Passados a tosse e o susto do pai, Daniel
contou-lhe que o Chorume vinha do resto de alimentos e outros lixos domésticos.
Falou também que foi graças ao Chorume que os bichinhos coloridos que se
alimentavam de lixo tinham surgido. O pai disse a Daniel que se tinham acabado
com as criaturinhas coloridas separando os diferentes tipos de lixo também
começariam a separar os restos de alimentos para evitar que um novo monstro
Chorume fosse criado. Seu João Antunes também quis saber sobre o incrível
espelho mágico que o tinha salvo, mas ninguém foi capaz de encontrá-los em meio
ao jardim que tinha surgido no lugar que antes era o Chorume.

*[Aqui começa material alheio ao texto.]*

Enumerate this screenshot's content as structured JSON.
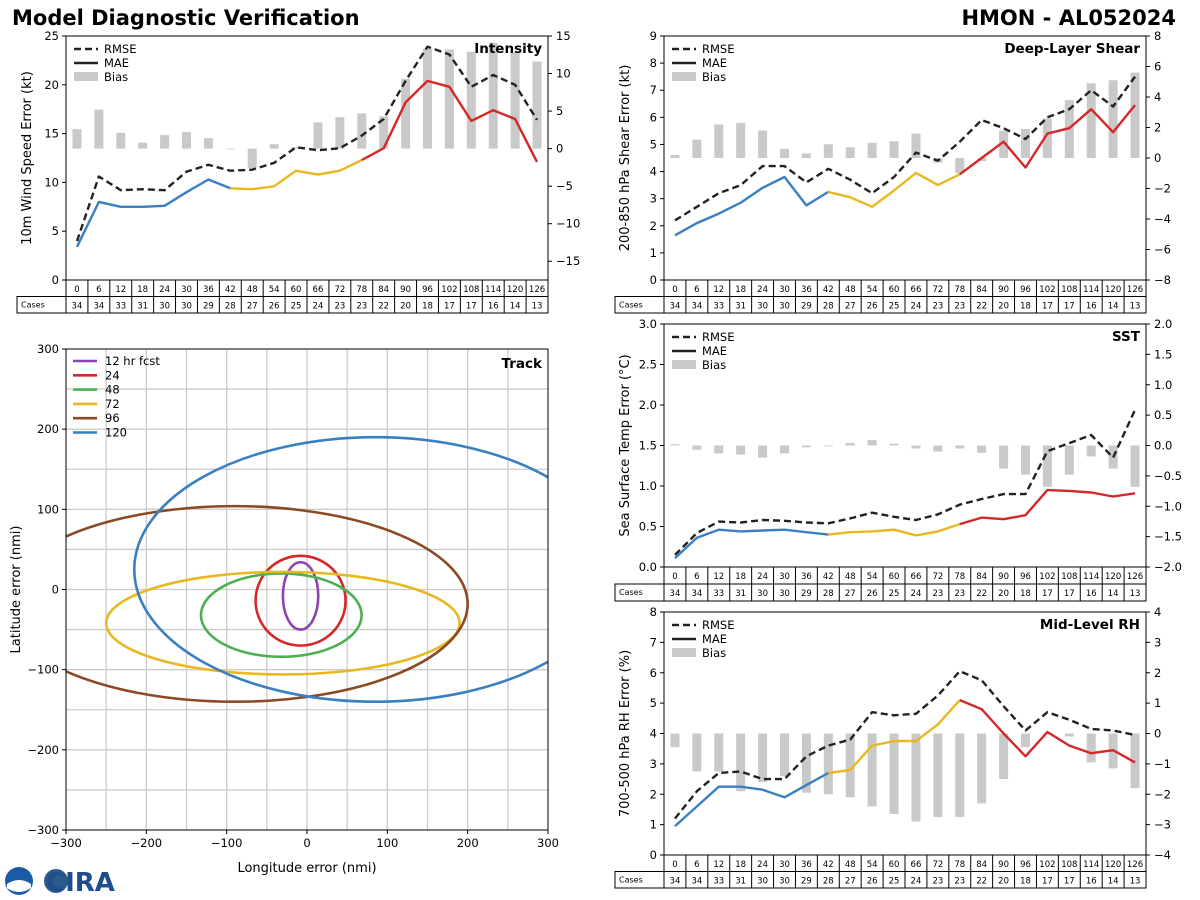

O mais velho dos
catadores de lixo disse que quando chegou ali ainda criança, há muitos anos, o
lugar que hoje era o lixão tinha os mesmos tipos de plantas que o espelho
criou.
Uma semana depois,
o senhor Engenho voltou de suas palestras sobre cuidados com o lixo nas cidades
da região. Já o prefeito de Flora do Sul ficou muito satisfeito com seu João
Antunes e seus outros funcionários. Graças ao trabalho deles, menos árvores
tiveram de ser cortadas na região; claro, os rios e lagoas também voltaram a
ter sua aparência saudável. Outra coisa boa do trabalho deles foi que o lixão
parou de aumentar de tamanho porque agora parte do lixo não ficava mais ali,
era reaproveitado.
Já Daniel e Sapeca
foram convidados pelo senhor Engenho para ajudá-lo em suas palestras sobre o
lixo para as pessoas da região; afinal, aquela dupla sabia das coisas.